JpGU-AGU Joint Meeting 2017

講演情報

[JJ] ポスター発表

セッション記号 S (固体地球科学) » S-VC 火山学

[S-VC47] [JJ] 活動的火山

2017年5月22日(月) 15:30 〜 17:00 ポスター会場 (国際展示場 7ホール)

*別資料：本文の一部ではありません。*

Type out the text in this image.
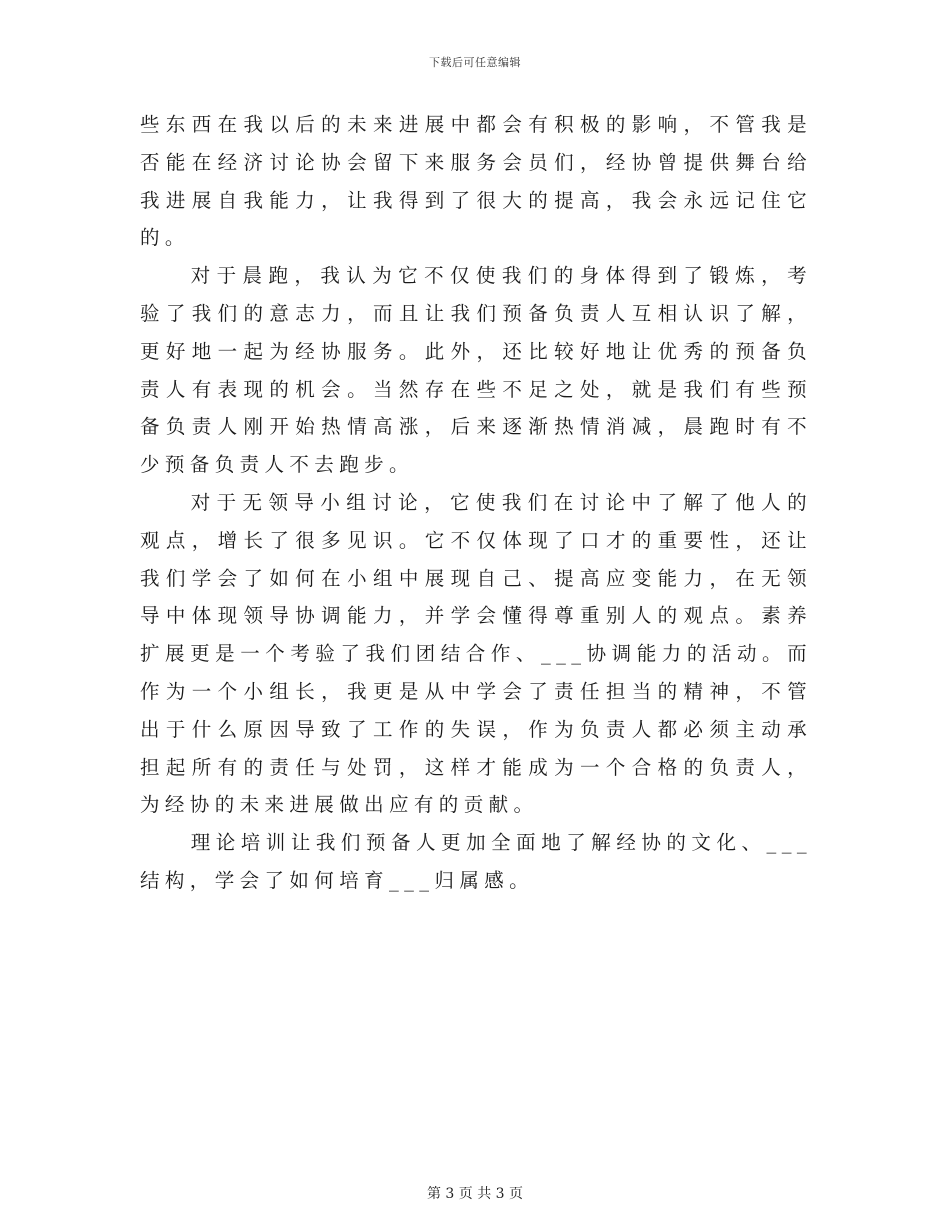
下载后可任意编辑

些东西在我以后的未来进展中都会有积极的影响，不管我是否能在经济讨论协会留下来服务会员们，经协曾提供舞台给我进展自我能力，让我得到了很大的提高，我会永远记住它的。

对于晨跑，我认为它不仅使我们的身体得到了锻炼，考验了我们的意志力，而且让我们预备负责人互相认识了解，更好地一起为经协服务。此外，还比较好地让优秀的预备负责人有表现的机会。当然存在些不足之处，就是我们有些预备负责人刚开始热情高涨，后来逐渐热情消减，晨跑时有不少预备负责人不去跑步。

对于无领导小组讨论，它使我们在讨论中了解了他人的观点，增长了很多见识。它不仅体现了口才的重要性，还让我们学会了如何在小组中展现自己、提高应变能力，在无领导中体现领导协调能力，并学会懂得尊重别人的观点。素养扩展更是一个考验了我们团结合作、___协调能力的活动。而作为一个小组长，我更是从中学会了责任担当的精神，不管出于什么原因导致了工作的失误，作为负责人都必须主动承担起所有的责任与处罚，这样才能成为一个合格的负责人，为经协的未来进展做出应有的贡献。

理论培训让我们预备人更加全面地了解经协的文化、___结构，学会了如何培育___归属感。

第 3 页 共 3 页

コンビーナ:前田 裕太(名古屋大学)、青木 陽介(東京大学地震研究所)

[SVC47-P17] 阿蘇山長周期微動の振動特性時間変動に関する考察

*山本 希1大倉 敬宏2金嶋 聰3川勝 均4 (1.東北大学大学院理学研究科附属地震・噴火予知研究観測センター、2.京都大学大学院理学研究科附属地球熱学研 究施設火山研究センター、3.九州大学大学院理学研究院地球惑星科学部門 、4.東京大学地震研究所)

キーワード:火山性地震、熱水系、境界波

活火山周辺で観測される低周波地震・長周期地震は,熱水・火山ガスやマグマといった火山性流体の運動と密接な関係があると考えられており,その発生メカニズム・時間変動を解明することは,火山現象の理解・噴火予知の両面において重要である.阿蘇火山では,古くから多様な火山性微動の存在が知られているが,表面的な活動に関わらず断続的に発生している長周期微動(周期15秒)が一つの特徴的な現象である.この長周期微動は,減衰の早い孤立的な波形をしており,そのスペクトルは複数のピークを呈するものであるが,その振動特性から,長周期微動は火口直下浅部にほぼ鉛直に存在する亀裂状火道の共鳴振動によって生じていることがこれまでの研究による提唱されてきた.一方,このような流体を含む亀裂状火道の共鳴は,固液の相境界を伝播する境界波の伝播特性に依存するため,流体の物性時間変化・亀裂状火道の形状を強く反映する.そこで,本研究では,1994年の広帯域地震観測開始以来の長周期微動の振動特性時間変動を調べ,浅部火道系の状態変化について検討を行った.

 本研究では,まず火口近傍に設置された広帯域地震波形の連続記録を用いて,1994年から現在までの長周期地震の基本モード(周期約15秒)・二次モード(周期約7秒)の時間変動の精査を行った.この結果,2003~2005年と2014~2015年の二つの時期において,これらの卓越周期に明瞭な時間変動が見られることが明らかとなった.これらの二つの期間は,それぞれ小規模水蒸気噴火及び水蒸気噴火・マグマ水蒸気噴火が発生していた時期に対応する.2003~2005年の期間については,池田 (2005) や 山本 (2013) で報告がされているとおり,基本モード・二次モードともに相関をもって変動をしており,亀裂状火道内流体のガス・火山灰量比の変動又は温度変化で解釈が可能である.一方,2014~2015年の期間については,二次モードの卓越周期には大きな変動は見られず約8秒で推移するのに対し,基本モードの卓越周期は16秒から12秒程度と相対的に大きな変動幅を示した.この変動の傾向,特にモード間の周期比は,固液境界波の分散性を考慮すると,平板状の亀裂内の流体物性・温度の変動のみでは説明がやや困難である.

 そこで本研究では,厚みが線形に変化する有限長亀裂の振動特性の検討を行った.この結果,厚みが一定の亀裂の場合と比較して境界波の逆分散性が弱まり,二次モードに比べて基本モードの周期が相対的に大きく変化し,モード間の周期比も一定厚さの亀裂の場合より小さな値となることが明らかとなった.これは,固液の弾性カップリングによって生じる境界波において,波長によって実効的な亀裂の厚さが異なるやめであると解釈できる.この結果を踏まえると,2014~2015年に観測された長周期微動の卓越周期の変動は,火道深部側へのマグマの上昇や増圧により,亀裂状火道の厚さに深度依存性が生じたことを示唆する.これらの結果は,地震学的手法により,火山性流体の物性変動・火道状態の時間変動を連続的に捉えられる可能性を示す.